実は、我が国の国民は全て冒険者か、元冒険者だ。
これは、我が国に移住をする際の絶対条件だそうだ。
ソロで準中級(対外的にはB+級相当)ランク程度。
パーティで中級(対外的にはB級相当)ランク程度の実力が必要だ。
農業、林業、畜産業に従事している国民は元冒険者で、
それ以外は現役バリバリの冒険者である。
なぜそうなったかといえば、この国の特徴にある。
この国は狩場が3カ所。
ダンジョンは確認できるだけで10カ所存在している。
この数は、はっきり言って異常だ。
ダンジョンは、多い国でも1~2カ所しかない。
もちろん、ダンジョンの無い国もある。
その中で、今もダンジョンが増え続けているのが、
異常性に拍車をかけている。
これは、教祖ドング・ドードルの怪しい
魔法実験による後遺症的なものだが、ここでは割愛された。
ダンジョンが多いが故に、魔物も多く発生する。
過去に、スタンビートが起きたこともある。
国民は自衛したほうが、即日対応が出来る上、
被害も最小限で収まるのだ。
なんせ、人口約5万人の即戦力集団だ。
大人は生粋の冒険者。
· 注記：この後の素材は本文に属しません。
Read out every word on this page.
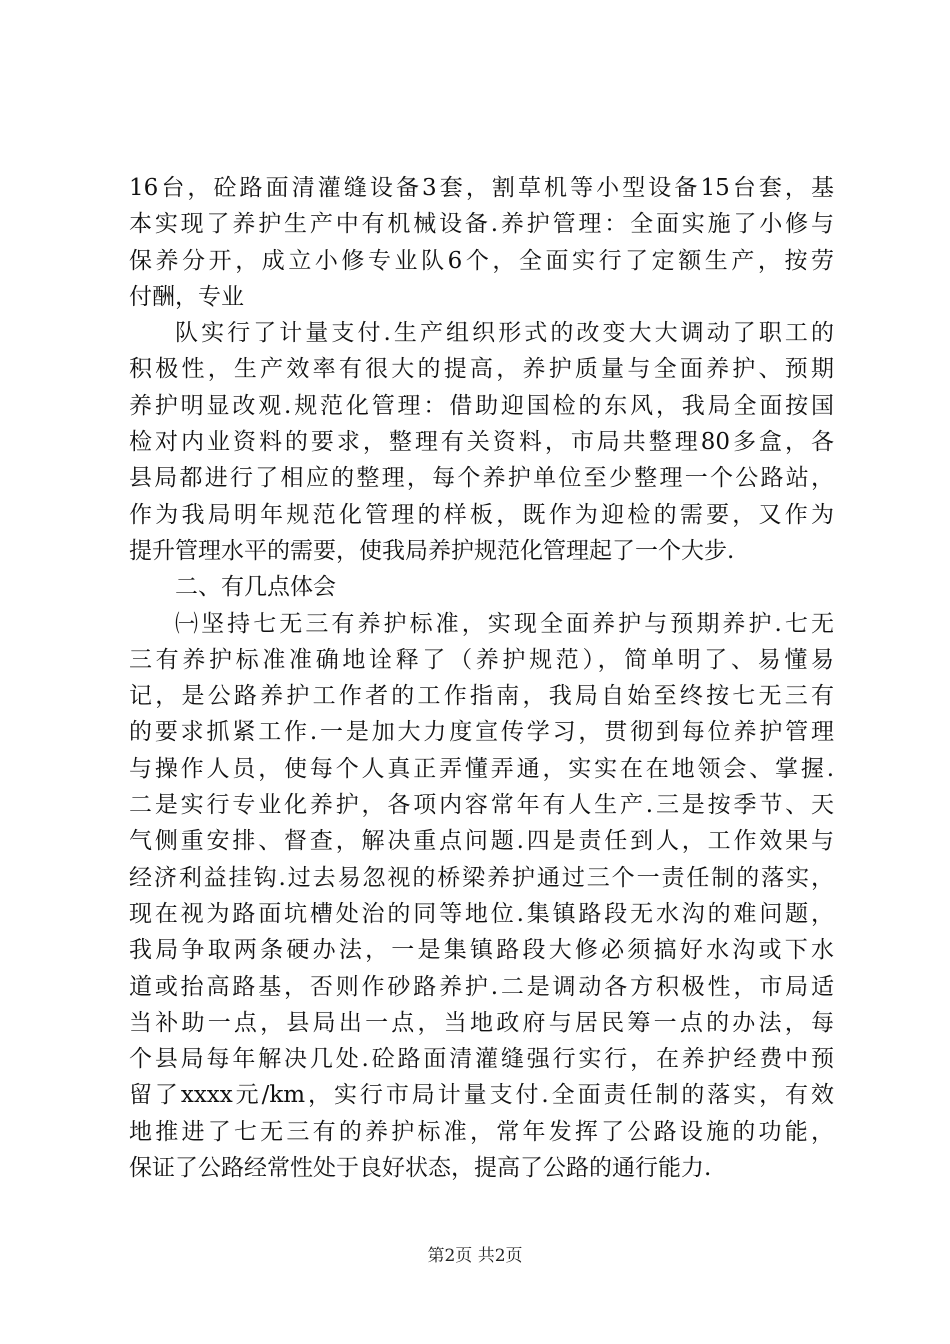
16台，砼路面清灌缝设备3套，割草机等小型设备15台套，基
本实现了养护生产中有机械设备.养护管理：全面实施了小修与
保养分开，成立小修专业队6个，全面实行了定额生产，按劳
付酬，专业
队实行了计量支付.生产组织形式的改变大大调动了职工的
积极性，生产效率有很大的提高，养护质量与全面养护、预期
养护明显改观.规范化管理：借助迎国检的东风，我局全面按国
检对内业资料的要求，整理有关资料，市局共整理80多盒，各
县局都进行了相应的整理，每个养护单位至少整理一个公路站，
作为我局明年规范化管理的样板，既作为迎检的需要，又作为
提升管理水平的需要，使我局养护规范化管理起了一个大步.
二、有几点体会
㈠坚持七无三有养护标准，实现全面养护与预期养护.七无
三有养护标准准确地诠释了（养护规范），简单明了、易懂易
记，是公路养护工作者的工作指南，我局自始至终按七无三有
的要求抓紧工作.一是加大力度宣传学习，贯彻到每位养护管理
与操作人员，使每个人真正弄懂弄通，实实在在地领会、掌握.
二是实行专业化养护，各项内容常年有人生产.三是按季节、天
气侧重安排、督查，解决重点问题.四是责任到人，工作效果与
经济利益挂钩.过去易忽视的桥梁养护通过三个一责任制的落实，
现在视为路面坑槽处治的同等地位.集镇路段无水沟的难问题，
我局争取两条硬办法，一是集镇路段大修必须搞好水沟或下水
道或抬高路基，否则作砂路养护.二是调动各方积极性，市局适
当补助一点，县局出一点，当地政府与居民筹一点的办法，每
个县局每年解决几处.砼路面清灌缝强行实行，在养护经费中预
留了xxxx元/km，实行市局计量支付.全面责任制的落实，有效
地推进了七无三有的养护标准，常年发挥了公路设施的功能，
保证了公路经常性处于良好状态，提高了公路的通行能力.
第2页 共2页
子供も生まれた時から
冒険者の英才教育を受ける。
なんだこの国は。
我が国ながら恐ろしさを感じてしまう。
味方なら頼もしい限りだが、
絶対敵には回したくない国だ。
心底そう思う。
…
そろそろ、冒険者ギルドに到着する。
父上はこの上なく上機嫌だ。
僕は最後に一番の疑問をぶつけてみた。
「父上。失礼は承知で質問しますが、
冒険者ギルドやその他の管理は誰が行っているのですか?
少なくとも父上にはそんな技量はないと思うのですが…。」
「それはもちろん、メイド長のメアリーとその他5人のメイド達だ!」
「えーーーー!そうだったんですか!?」
僕は、今日一番の驚きで演説の辱めは
一瞬にして吹き飛んでしまったのであった。